In short, this was the year when I learned to relax and enjoy Eurovision. Saturday night saw TLC and I both curled on the sofa, hammering away on laptops and cackling like loons. It was my FA Cup final, with an end result that had a certain poetry and ironic charm. Especially when the winners couldn’t stay in tune for their second performance.

Why Be Free When You Can Be Cheap? Music And A Book For Less Than A Latte

A couple of things that you might want to do with your digital pocket change today.

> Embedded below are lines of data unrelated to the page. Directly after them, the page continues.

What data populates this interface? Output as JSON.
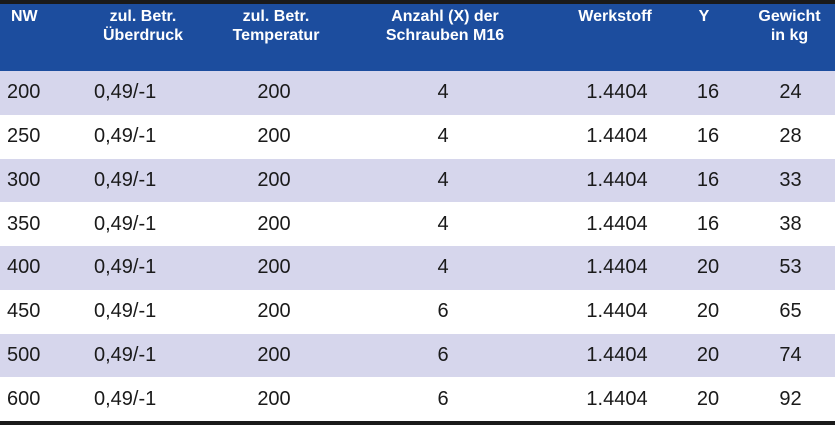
{
  "table": {
    "headers": [
      {
        "line1": "NW",
        "line2": ""
      },
      {
        "line1": "zul. Betr.",
        "line2": "Überdruck"
      },
      {
        "line1": "zul. Betr.",
        "line2": "Temperatur"
      },
      {
        "line1": "Anzahl (X) der",
        "line2": "Schrauben M16"
      },
      {
        "line1": "Werkstoff",
        "line2": ""
      },
      {
        "line1": "Y",
        "line2": ""
      },
      {
        "line1": "Gewicht",
        "line2": "in kg"
      }
    ],
    "rows": [
      [
        "200",
        "0,49/-1",
        "200",
        "4",
        "1.4404",
        "16",
        "24"
      ],
      [
        "250",
        "0,49/-1",
        "200",
        "4",
        "1.4404",
        "16",
        "28"
      ],
      [
        "300",
        "0,49/-1",
        "200",
        "4",
        "1.4404",
        "16",
        "33"
      ],
      [
        "350",
        "0,49/-1",
        "200",
        "4",
        "1.4404",
        "16",
        "38"
      ],
      [
        "400",
        "0,49/-1",
        "200",
        "4",
        "1.4404",
        "20",
        "53"
      ],
      [
        "450",
        "0,49/-1",
        "200",
        "6",
        "1.4404",
        "20",
        "65"
      ],
      [
        "500",
        "0,49/-1",
        "200",
        "6",
        "1.4404",
        "20",
        "74"
      ],
      [
        "600",
        "0,49/-1",
        "200",
        "6",
        "1.4404",
        "20",
        "92"
      ]
    ]
  },
  "colors": {
    "header_bg": "#1c4d9e",
    "header_text": "#ffffff",
    "stripe_bg": "#d6d6ec",
    "row_bg": "#ffffff",
    "text": "#1a1a1a",
    "rule": "#1a1a1a"
  }
}
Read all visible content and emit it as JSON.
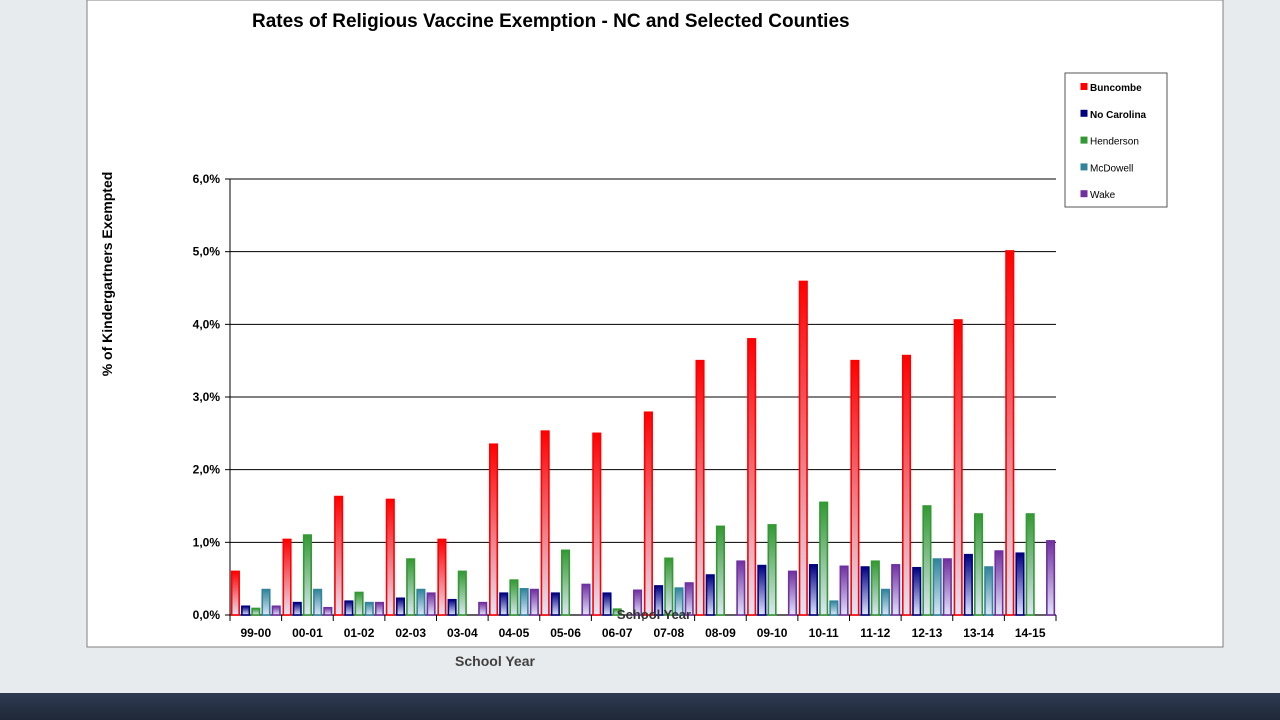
{
  "chart_data": {
    "type": "bar",
    "title": "Rates of Religious Vaccine Exemption - NC and Selected Counties",
    "ylabel": "% of Kindergartners Exempted",
    "xlabel": "School Year",
    "inner_label": "School Year",
    "ylim": [
      0,
      6
    ],
    "yticks": [
      "0,0%",
      "1,0%",
      "2,0%",
      "3,0%",
      "4,0%",
      "5,0%",
      "6,0%"
    ],
    "grid": true,
    "legend_position": "top-right",
    "categories": [
      "99-00",
      "00-01",
      "01-02",
      "02-03",
      "03-04",
      "04-05",
      "05-06",
      "06-07",
      "07-08",
      "08-09",
      "09-10",
      "10-11",
      "11-12",
      "12-13",
      "13-14",
      "14-15"
    ],
    "series": [
      {
        "name": "Buncombe",
        "color": "#ff0000",
        "values": [
          0.6,
          1.04,
          1.63,
          1.59,
          1.04,
          2.35,
          2.53,
          2.5,
          2.79,
          3.5,
          3.8,
          4.59,
          3.5,
          3.57,
          4.06,
          5.01
        ]
      },
      {
        "name": "No Carolina",
        "color": "#000080",
        "values": [
          0.12,
          0.17,
          0.19,
          0.23,
          0.21,
          0.3,
          0.3,
          0.3,
          0.4,
          0.55,
          0.68,
          0.69,
          0.66,
          0.65,
          0.83,
          0.85
        ]
      },
      {
        "name": "Henderson",
        "color": "#339933",
        "values": [
          0.09,
          1.1,
          0.31,
          0.77,
          0.6,
          0.48,
          0.89,
          0.08,
          0.78,
          1.22,
          1.24,
          1.55,
          0.74,
          1.5,
          1.39,
          1.39
        ]
      },
      {
        "name": "McDowell",
        "color": "#31849b",
        "values": [
          0.35,
          0.35,
          0.17,
          0.35,
          0,
          0.36,
          0,
          0,
          0.37,
          0,
          0,
          0.19,
          0.35,
          0.77,
          0.66,
          0
        ]
      },
      {
        "name": "Wake",
        "color": "#7030a0",
        "values": [
          0.12,
          0.1,
          0.17,
          0.3,
          0.17,
          0.35,
          0.42,
          0.34,
          0.44,
          0.74,
          0.6,
          0.67,
          0.69,
          0.77,
          0.88,
          1.02
        ]
      }
    ]
  }
}
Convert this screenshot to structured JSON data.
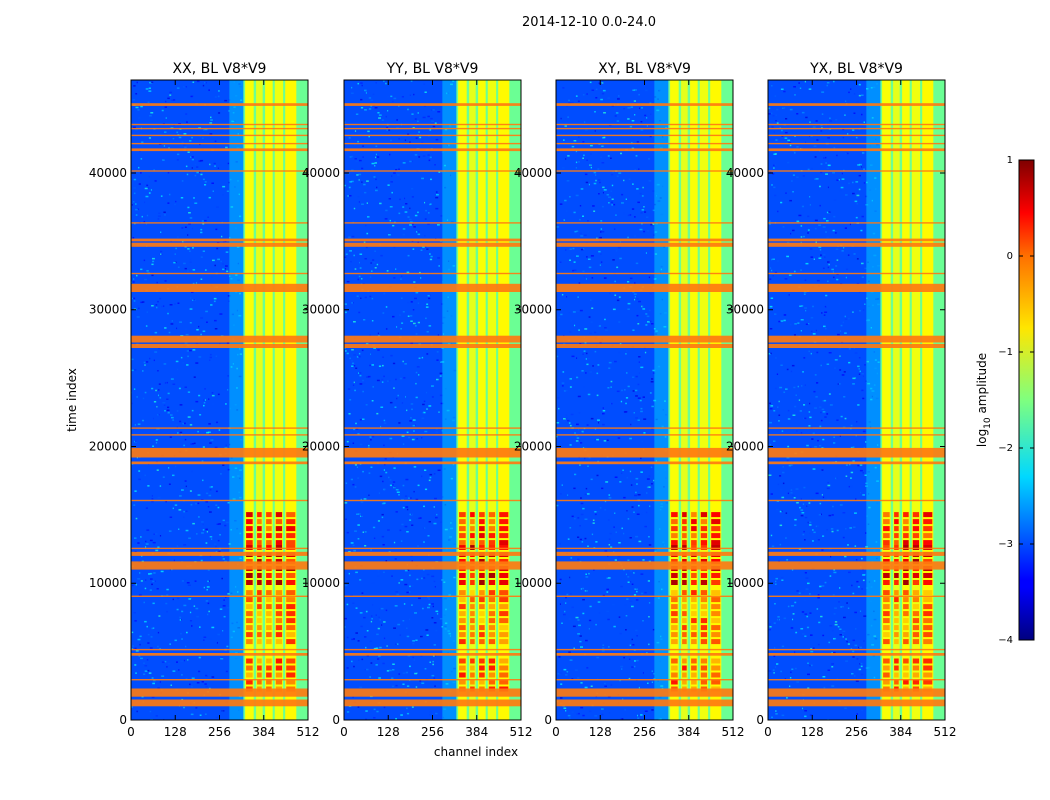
{
  "chart_data": {
    "type": "heatmap",
    "suptitle": "2014-12-10 0.0-24.0",
    "xlabel": "channel index",
    "ylabel": "time index",
    "xlim": [
      0,
      512
    ],
    "ylim": [
      0,
      46800
    ],
    "xticks": [
      0,
      128,
      256,
      384,
      512
    ],
    "yticks": [
      0,
      10000,
      20000,
      30000,
      40000
    ],
    "colormap": "jet",
    "colorbar": {
      "label": "log10 amplitude",
      "label_main": "log",
      "label_sub": "10",
      "label_rest": " amplitude",
      "range": [
        -4,
        1
      ],
      "ticks": [
        -4,
        -3,
        -2,
        -1,
        0,
        1
      ],
      "tick_labels": [
        "−4",
        "−3",
        "−2",
        "−1",
        "0",
        "1"
      ]
    },
    "panels": [
      {
        "title": "XX, BL V8*V9",
        "show_ylabel": true,
        "show_xlabel": false
      },
      {
        "title": "YY, BL V8*V9",
        "show_ylabel": false,
        "show_xlabel": true
      },
      {
        "title": "XY, BL V8*V9",
        "show_ylabel": false,
        "show_xlabel": false
      },
      {
        "title": "YX, BL V8*V9",
        "show_ylabel": false,
        "show_xlabel": false
      }
    ],
    "rfi_flagged_time_ranges": [
      [
        1000,
        1500
      ],
      [
        1700,
        2300
      ],
      [
        2900,
        3000
      ],
      [
        4700,
        4900
      ],
      [
        5100,
        5200
      ],
      [
        9000,
        9100
      ],
      [
        11000,
        11600
      ],
      [
        12000,
        12300
      ],
      [
        12500,
        12600
      ],
      [
        16000,
        16100
      ],
      [
        18700,
        18900
      ],
      [
        19200,
        19900
      ],
      [
        20800,
        20900
      ],
      [
        21300,
        21400
      ],
      [
        27200,
        27500
      ],
      [
        27600,
        28100
      ],
      [
        31300,
        31900
      ],
      [
        32600,
        32700
      ],
      [
        34600,
        34900
      ],
      [
        35000,
        35200
      ],
      [
        36300,
        36400
      ],
      [
        40100,
        40200
      ],
      [
        41600,
        41800
      ],
      [
        42100,
        42200
      ],
      [
        42700,
        42800
      ],
      [
        43200,
        43300
      ],
      [
        43500,
        43600
      ],
      [
        44900,
        45100
      ]
    ],
    "strong_signal_channel_range": [
      325,
      512
    ],
    "strong_signal_bands": [
      {
        "channels": [
          330,
          355
        ],
        "level": -0.9
      },
      {
        "channels": [
          362,
          381
        ],
        "level": -1.0
      },
      {
        "channels": [
          388,
          410
        ],
        "level": -0.9
      },
      {
        "channels": [
          416,
          440
        ],
        "level": -0.95
      },
      {
        "channels": [
          446,
          478
        ],
        "level": -0.85
      }
    ],
    "burst_time_ranges": [
      {
        "range": [
          2300,
          4500
        ],
        "level": 0.3
      },
      {
        "range": [
          5500,
          9500
        ],
        "level": 0.2
      },
      {
        "range": [
          9800,
          12800
        ],
        "level": 0.85
      },
      {
        "range": [
          12800,
          15200
        ],
        "level": 0.6
      }
    ],
    "background_level": -3.0
  }
}
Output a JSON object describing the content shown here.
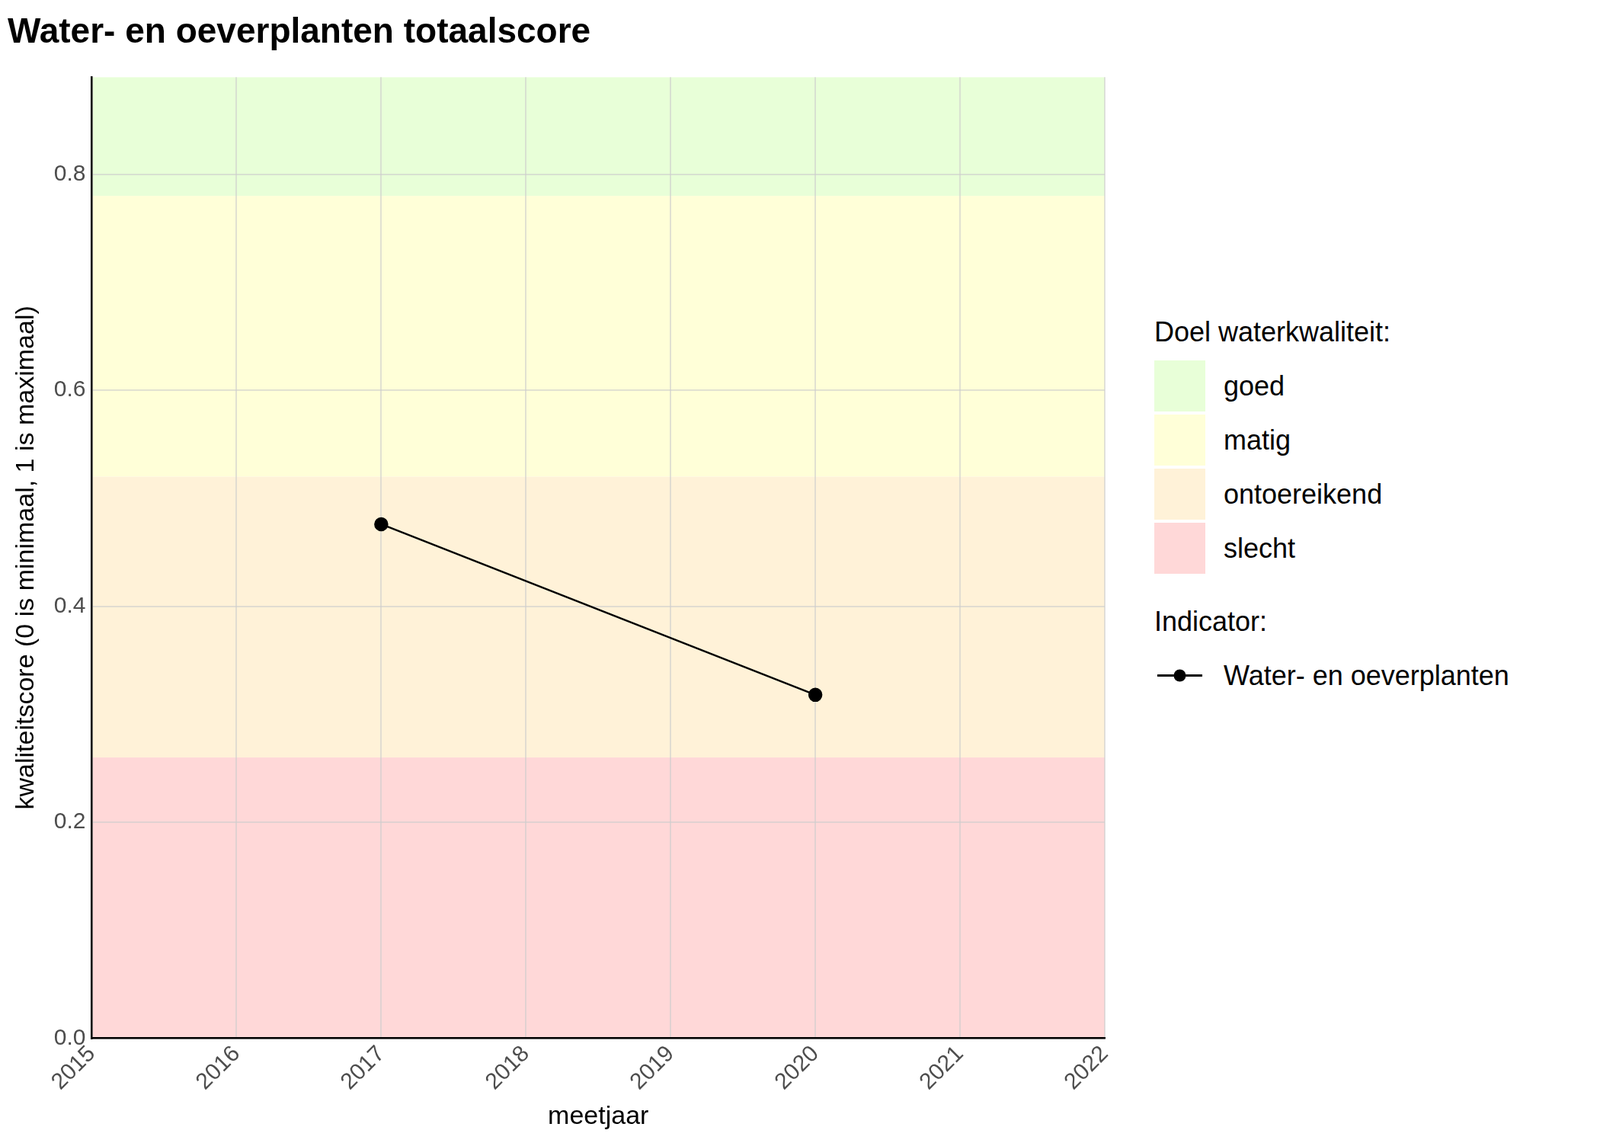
{
  "chart_data": {
    "type": "line",
    "title": "Water- en oeverplanten totaalscore",
    "x_label": "meetjaar",
    "y_label": "kwaliteitscore (0 is minimaal, 1 is maximaal)",
    "x": [
      2017,
      2020
    ],
    "series": [
      {
        "name": "Water- en oeverplanten",
        "color": "#000000",
        "marker": "circle",
        "line_style": "solid",
        "values": [
          0.476,
          0.318
        ]
      }
    ],
    "xlim": [
      2015,
      2022
    ],
    "xticks": [
      2015,
      2016,
      2017,
      2018,
      2019,
      2020,
      2021,
      2022
    ],
    "ylim": [
      0,
      0.89
    ],
    "yticks": [
      {
        "value": 0,
        "label": "0.0"
      },
      0.2,
      0.4,
      0.6,
      0.8
    ],
    "grid": true,
    "legend": "right",
    "band_legend_title": "Doel waterkwaliteit:",
    "series_legend_title": "Indicator:",
    "bands": [
      {
        "name": "goed",
        "from": 0.78,
        "to": 0.89,
        "color": "#e8ffd8"
      },
      {
        "name": "matig",
        "from": 0.52,
        "to": 0.78,
        "color": "#ffffd8"
      },
      {
        "name": "ontoereikend",
        "from": 0.26,
        "to": 0.52,
        "color": "#fff2d8"
      },
      {
        "name": "slecht",
        "from": 0,
        "to": 0.26,
        "color": "#ffd8d8"
      }
    ]
  }
}
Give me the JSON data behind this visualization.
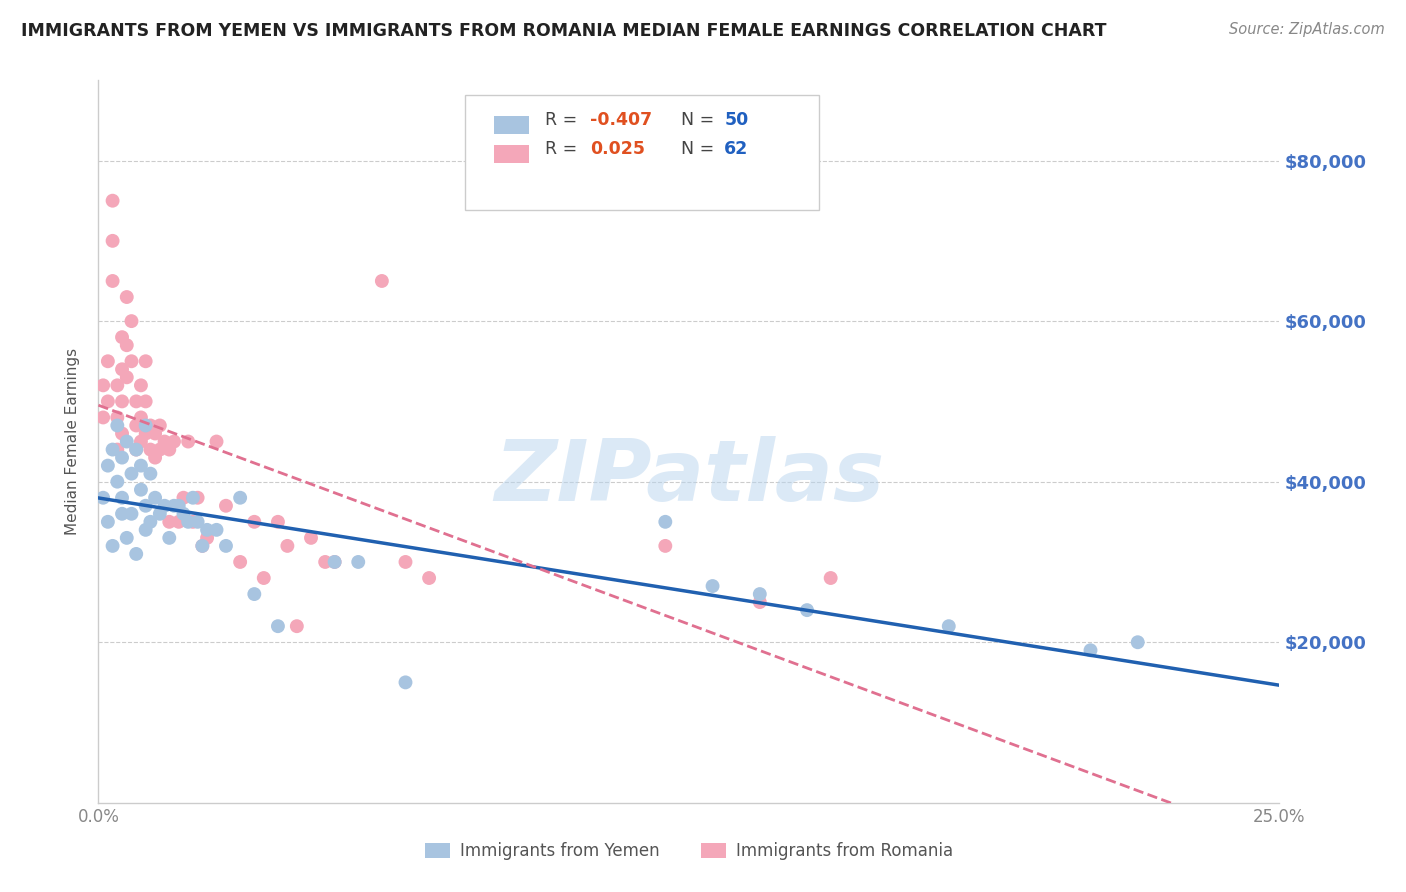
{
  "title": "IMMIGRANTS FROM YEMEN VS IMMIGRANTS FROM ROMANIA MEDIAN FEMALE EARNINGS CORRELATION CHART",
  "source": "Source: ZipAtlas.com",
  "ylabel": "Median Female Earnings",
  "ytick_labels": [
    "$20,000",
    "$40,000",
    "$60,000",
    "$80,000"
  ],
  "ytick_values": [
    20000,
    40000,
    60000,
    80000
  ],
  "xlim": [
    0.0,
    0.25
  ],
  "ylim": [
    0,
    90000
  ],
  "legend_r_yemen": "-0.407",
  "legend_n_yemen": "50",
  "legend_r_romania": "0.025",
  "legend_n_romania": "62",
  "color_yemen": "#a8c4e0",
  "color_romania": "#f4a7b9",
  "color_yemen_line": "#2060b0",
  "color_romania_line": "#e07090",
  "watermark": "ZIPatlas",
  "yemen_x": [
    0.001,
    0.002,
    0.002,
    0.003,
    0.003,
    0.004,
    0.004,
    0.005,
    0.005,
    0.005,
    0.006,
    0.006,
    0.007,
    0.007,
    0.008,
    0.008,
    0.009,
    0.009,
    0.01,
    0.01,
    0.01,
    0.011,
    0.011,
    0.012,
    0.013,
    0.014,
    0.015,
    0.016,
    0.017,
    0.018,
    0.019,
    0.02,
    0.021,
    0.022,
    0.023,
    0.025,
    0.027,
    0.03,
    0.033,
    0.038,
    0.05,
    0.055,
    0.065,
    0.12,
    0.13,
    0.14,
    0.15,
    0.18,
    0.21,
    0.22
  ],
  "yemen_y": [
    38000,
    42000,
    35000,
    44000,
    32000,
    47000,
    40000,
    43000,
    36000,
    38000,
    45000,
    33000,
    41000,
    36000,
    44000,
    31000,
    39000,
    42000,
    47000,
    34000,
    37000,
    41000,
    35000,
    38000,
    36000,
    37000,
    33000,
    37000,
    37000,
    36000,
    35000,
    38000,
    35000,
    32000,
    34000,
    34000,
    32000,
    38000,
    26000,
    22000,
    30000,
    30000,
    15000,
    35000,
    27000,
    26000,
    24000,
    22000,
    19000,
    20000
  ],
  "romania_x": [
    0.001,
    0.001,
    0.002,
    0.002,
    0.003,
    0.003,
    0.003,
    0.004,
    0.004,
    0.004,
    0.005,
    0.005,
    0.005,
    0.005,
    0.006,
    0.006,
    0.006,
    0.007,
    0.007,
    0.008,
    0.008,
    0.008,
    0.009,
    0.009,
    0.009,
    0.01,
    0.01,
    0.01,
    0.011,
    0.011,
    0.012,
    0.012,
    0.013,
    0.013,
    0.014,
    0.015,
    0.015,
    0.016,
    0.017,
    0.018,
    0.019,
    0.02,
    0.021,
    0.022,
    0.023,
    0.025,
    0.027,
    0.03,
    0.033,
    0.035,
    0.038,
    0.04,
    0.042,
    0.045,
    0.048,
    0.05,
    0.06,
    0.065,
    0.07,
    0.12,
    0.14,
    0.155
  ],
  "romania_y": [
    52000,
    48000,
    55000,
    50000,
    75000,
    70000,
    65000,
    52000,
    48000,
    44000,
    58000,
    54000,
    50000,
    46000,
    63000,
    57000,
    53000,
    60000,
    55000,
    50000,
    47000,
    44000,
    52000,
    48000,
    45000,
    55000,
    50000,
    46000,
    47000,
    44000,
    46000,
    43000,
    47000,
    44000,
    45000,
    44000,
    35000,
    45000,
    35000,
    38000,
    45000,
    35000,
    38000,
    32000,
    33000,
    45000,
    37000,
    30000,
    35000,
    28000,
    35000,
    32000,
    22000,
    33000,
    30000,
    30000,
    65000,
    30000,
    28000,
    32000,
    25000,
    28000
  ]
}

New imprint H&H Books have released their first anthology, Voices From The Past. Twenty-six stories under a common theme, none more than 1500 words, from acclaimed authors like Alastair Reynolds, Paul Cornell and Maura McHugh. There’s some great spookiness on offer, and the quality of stories is a notch above top. Recommended. You can pick it up from the website in ePub or Kindle formats for 99p.

Meanwhile, the creative whirlwind centred around Amanda Palmer continues to spit out some amazing songs. She, along with Ben Folds, Damian Kulash of OK GO  and her husband, Neil Gaiman (how much are we looking forward to Gaiman doing Doctor Who this Saturday? Thiiiiiiiiis much) gathered in Mad Oak Studios in Allston, Mass, to record an eight track album in eight hours. From scratch. They managed six tracks in twelve hours, which is still a remarkable achievement. The fruits of that endeavour are now available for you to download here. They are uniformly great songs – and who knew Neil Gaiman could sing? Nighty Night will cost you a buck.

At current exchange rates, then, that’s an album and a book for £1.60, and I think you’d struggle to find a latte that cheaply. Well, not one that you’d care to drink, anyway. Proceeds for both are going to charity. Get them both, make yourself a coffee, and be certain that you’ve done something good with your day.